The Market’s Annual Seasonality Is A Real Concern This Year
As we move into April, it’s important to look at the stock market’s long history of making most of its gains each year in a favorable ‘season’ of November to April, while most of its corrections and bear market down-legs take place in an unfavorable season from May to October.
Many academic studies and investment strategies going back to the 1970’s have confirmed the pattern, long referred to as ‘Sell in May and Go Away’.
In recent times, an academic study published in the American Economic Review in 2002 concluded that, “Surprisingly, we found this inherited wisdom of Sell in May to be true in 36 of 37 developed and emerging markets. Evidence shows that in the United Kingdom the seasonal effect has been noticeable since the year 1694. . . . . . The additional risk-adjusted outperformance [over buy and hold] ranges between 1.5% and 8.9% annually, depending on the country being considered. The effect is robust over time, economically significant, unlikely to be caused by data-mining, and not related to taking excessive risk.”
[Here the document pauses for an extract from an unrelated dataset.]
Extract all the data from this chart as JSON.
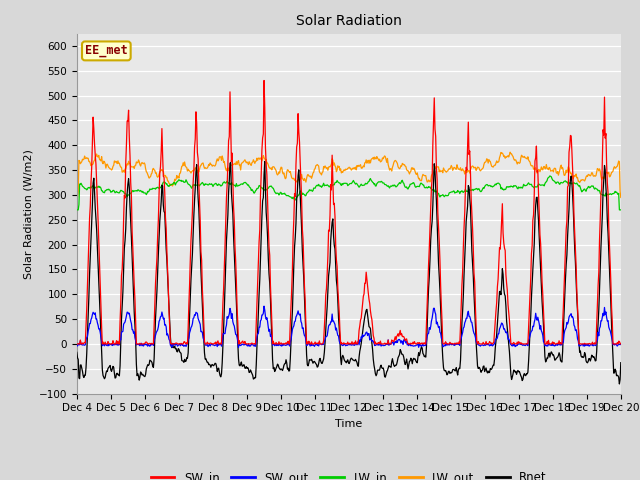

A 2012 study of the 40-year period from 1970-2011, published by the Social Science Research Network, concluded that, “Surprising to us, the old adage “Sell in May and Go Away” remains good advice. . . . . On average, returns are 10 percentage points higher in November to April semesters than in May to October semesters.”
In spite of decades of such studies and overwhelming evidence, the financial media still refers to market seasonality not as fact, but as a ‘theory’. They point out that it’s an “iffy thing”, since some years it doesn’t work out, and investors can be “hurt” by being out of the market in the summer months.
It is true that seasonal investing does not outperform the market every individual year. However, that is a nonsensical argument against it. There is no strategy that outperforms every single year. That applies most emphatically to ‘buy and hold’.
Secondly, seasonal investors do not get ‘hurt’ by being out of the market in those individual years when the market continues to rally in its unfavorable seasons. They do not have losses by doing so. They merely take their profits from the winter rally and miss out on some additional gains while safely on the sidelines.
Additionally, the historical evidence that clearly shows seasonal investing substantially outperforms the market over the long term (while taking only 50% of market risk) includes those individual years when it did not outperform
However, an investor who holds through the unfavorable seasons does have losses, sometimes large losses, and is significantly hurt in those years when seasonal timing does work. And the statistics show it does work in most years.
The willingness to ignore seasonality is particularly staunch this year. Investors are unusually bullish and confident, and there has not been a significant correction in the summer months for two straight years (when the Fed pumped in massive amounts of QE stimulus to prop up the economy, much of which instead flowed into paper assets like stocks).
Yet, for those paying attention, even against that massive Fed influence in those years, the effect of seasonality was still clear.
Though there was no correction in 2013, the market still made most of its gains for the year in the traditional favorable seasons, and moved basically sideways in the unfavorable summer season. That was also true of 2012.
The big question for this year is whether it will be three straight years that seasonality does not ‘work’. Or will it more likely resemble 2011 (or worse), when massive QE stimulus did not prevent a 20% market plunge in the unfavorable season. (The only thing that prevented it from becoming worse in 2011 was that the Bernanke Fed rushed in to double the QE from $40 billion a month to $85 billion a month).
This year the Fed is tapering back stimulus, and will have it back down to $35 billion in May.
There are additional reasons to expect seasonality will be especially important this year. The market is significantly overvalued by historic standards. It is the usually negative second year of the Four-Year Presidential Cycle (in which since 1934 the average decline has been 21%). Meanwhile, the current bull market is now 61 months old. Not many have lasted as long.
While the traditional ‘Sell in May’ strategy calls for exiting May 1, in my work I prefer to use a technical momentum-reversal indicator in addition to the calendar. Doing so sometimes delays the exit signal into June, while other years it triggers the exit signal in April.
This year in particular, investors constantly pounded with advice to buy this or that promising stock or ETF, might want to step back for a few minutes to look at the big picture of seasonality. Being ready to take downside positions in ‘inverse’ ETF’s or short-sales when the time comes may be preferable.